E' questo schifo che vogliamo importare? Io spero proprio di no. Io mi auguro che quello spirto guerrier che rugge dentro noi sardi, quell'orgoglio che è riuscito laddove nessuna regione italiana ha potuto far altrettanto, ovvero lasciare fuori la mafia dalle nostre case, attività, vie, palazzi, istituzioni riesca a farci andare a fondo di ogni questione che investe il nostro territorio.
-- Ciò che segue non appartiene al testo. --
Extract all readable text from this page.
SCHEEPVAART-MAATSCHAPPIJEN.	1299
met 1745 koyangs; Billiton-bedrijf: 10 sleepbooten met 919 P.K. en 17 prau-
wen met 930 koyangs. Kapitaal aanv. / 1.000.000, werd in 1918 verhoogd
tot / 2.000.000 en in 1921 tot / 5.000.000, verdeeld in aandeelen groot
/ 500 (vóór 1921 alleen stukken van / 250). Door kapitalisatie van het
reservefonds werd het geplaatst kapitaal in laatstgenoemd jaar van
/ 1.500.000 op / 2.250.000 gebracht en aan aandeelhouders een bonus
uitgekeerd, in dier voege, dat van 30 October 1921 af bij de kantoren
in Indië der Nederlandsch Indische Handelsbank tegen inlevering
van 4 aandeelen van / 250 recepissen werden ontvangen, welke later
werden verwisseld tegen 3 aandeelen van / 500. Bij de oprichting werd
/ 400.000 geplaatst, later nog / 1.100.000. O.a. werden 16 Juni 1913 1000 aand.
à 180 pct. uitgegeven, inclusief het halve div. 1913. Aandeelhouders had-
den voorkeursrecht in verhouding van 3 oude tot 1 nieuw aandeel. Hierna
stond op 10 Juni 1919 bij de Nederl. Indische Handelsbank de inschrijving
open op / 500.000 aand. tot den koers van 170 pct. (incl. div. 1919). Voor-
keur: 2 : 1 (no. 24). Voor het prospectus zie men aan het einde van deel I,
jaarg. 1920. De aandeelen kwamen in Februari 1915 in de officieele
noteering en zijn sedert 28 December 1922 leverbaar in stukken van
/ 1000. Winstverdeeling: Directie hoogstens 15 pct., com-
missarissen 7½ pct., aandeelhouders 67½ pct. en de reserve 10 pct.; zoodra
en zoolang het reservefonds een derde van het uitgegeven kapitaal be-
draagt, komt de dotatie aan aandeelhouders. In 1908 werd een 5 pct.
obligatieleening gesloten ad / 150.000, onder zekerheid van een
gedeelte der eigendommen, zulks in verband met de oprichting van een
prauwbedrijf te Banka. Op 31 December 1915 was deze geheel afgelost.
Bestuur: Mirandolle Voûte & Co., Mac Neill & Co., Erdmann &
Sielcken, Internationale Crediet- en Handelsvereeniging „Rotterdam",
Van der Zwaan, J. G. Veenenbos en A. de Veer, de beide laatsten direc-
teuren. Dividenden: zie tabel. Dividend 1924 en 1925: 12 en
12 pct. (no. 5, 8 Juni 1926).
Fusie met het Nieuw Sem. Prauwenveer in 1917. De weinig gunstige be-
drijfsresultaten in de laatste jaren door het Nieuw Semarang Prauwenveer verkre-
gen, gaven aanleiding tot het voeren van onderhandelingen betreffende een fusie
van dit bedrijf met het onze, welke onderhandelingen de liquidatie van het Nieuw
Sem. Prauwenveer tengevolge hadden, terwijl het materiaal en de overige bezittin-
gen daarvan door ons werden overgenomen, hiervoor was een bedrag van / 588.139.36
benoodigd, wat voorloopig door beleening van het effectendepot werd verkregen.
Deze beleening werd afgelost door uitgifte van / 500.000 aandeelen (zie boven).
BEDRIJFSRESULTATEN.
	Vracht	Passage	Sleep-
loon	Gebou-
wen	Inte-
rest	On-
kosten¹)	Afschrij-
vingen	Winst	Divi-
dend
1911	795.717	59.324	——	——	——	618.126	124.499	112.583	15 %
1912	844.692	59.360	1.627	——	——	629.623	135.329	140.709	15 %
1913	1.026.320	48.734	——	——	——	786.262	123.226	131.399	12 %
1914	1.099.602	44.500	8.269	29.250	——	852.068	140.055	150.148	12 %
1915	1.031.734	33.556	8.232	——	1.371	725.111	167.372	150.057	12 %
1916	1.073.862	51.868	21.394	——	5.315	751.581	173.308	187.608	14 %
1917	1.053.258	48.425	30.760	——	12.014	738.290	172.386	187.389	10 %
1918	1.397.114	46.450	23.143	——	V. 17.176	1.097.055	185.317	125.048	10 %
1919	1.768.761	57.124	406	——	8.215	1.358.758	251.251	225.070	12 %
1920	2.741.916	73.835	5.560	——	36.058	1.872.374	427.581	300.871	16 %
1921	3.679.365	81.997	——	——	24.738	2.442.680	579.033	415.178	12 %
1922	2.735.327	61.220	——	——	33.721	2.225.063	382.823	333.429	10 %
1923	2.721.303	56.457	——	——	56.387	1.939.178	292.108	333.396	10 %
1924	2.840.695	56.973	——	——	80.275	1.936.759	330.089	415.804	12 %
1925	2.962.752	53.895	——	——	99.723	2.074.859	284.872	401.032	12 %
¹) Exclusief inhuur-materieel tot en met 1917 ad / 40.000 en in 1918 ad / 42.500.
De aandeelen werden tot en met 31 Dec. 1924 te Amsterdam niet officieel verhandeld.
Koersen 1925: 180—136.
Questi sono anni difficili, mesi in cui non si porta a casa lo stipendio, giorni in cui non si va nè al cinema nè a prendere una pizza, ore in cui ti giri e ti hanno tolto persino lo svago della TV (mi sa che questa però è una cosa buona), sono momenti in cui viene la tentazione di dire 'fanculo a tutto e a tutti, ma cosa sarebbe di noi se ci togliessero anche questo piacere sublime e gratuito che è lo scendere a mare da soli, con la famiglia, con il marito, la moglie, con il ragazzo, la ragazza? Ma quanti di noi hanno fatto l'amore in macchina alla fine di un viottolo sulla costa? Credo che nel parcheggio di una piazza non sarebbe proprio lo stesso.
Quella strada per La Frana l'abbiamo calcata per generazioni, da Peppa di Nurra in giù, a cavallo, in macchina, in moto, in bici e a piedi, e in trecento anni non mi sembra che le nostre impronte l'abbiano mai sciupata in qualche modo. Siamo state fomichine, libellule.

C'è un pezzo di ferro sulla nostra strada, un metallo duttile, molto più fragile delle nostre paure. Una sbarra che non vuole alzarsi, o meglio che non vuole farlo per tutti, che non vuol far passare un treno, quello dei diritti, e quindi non resta che toglierla.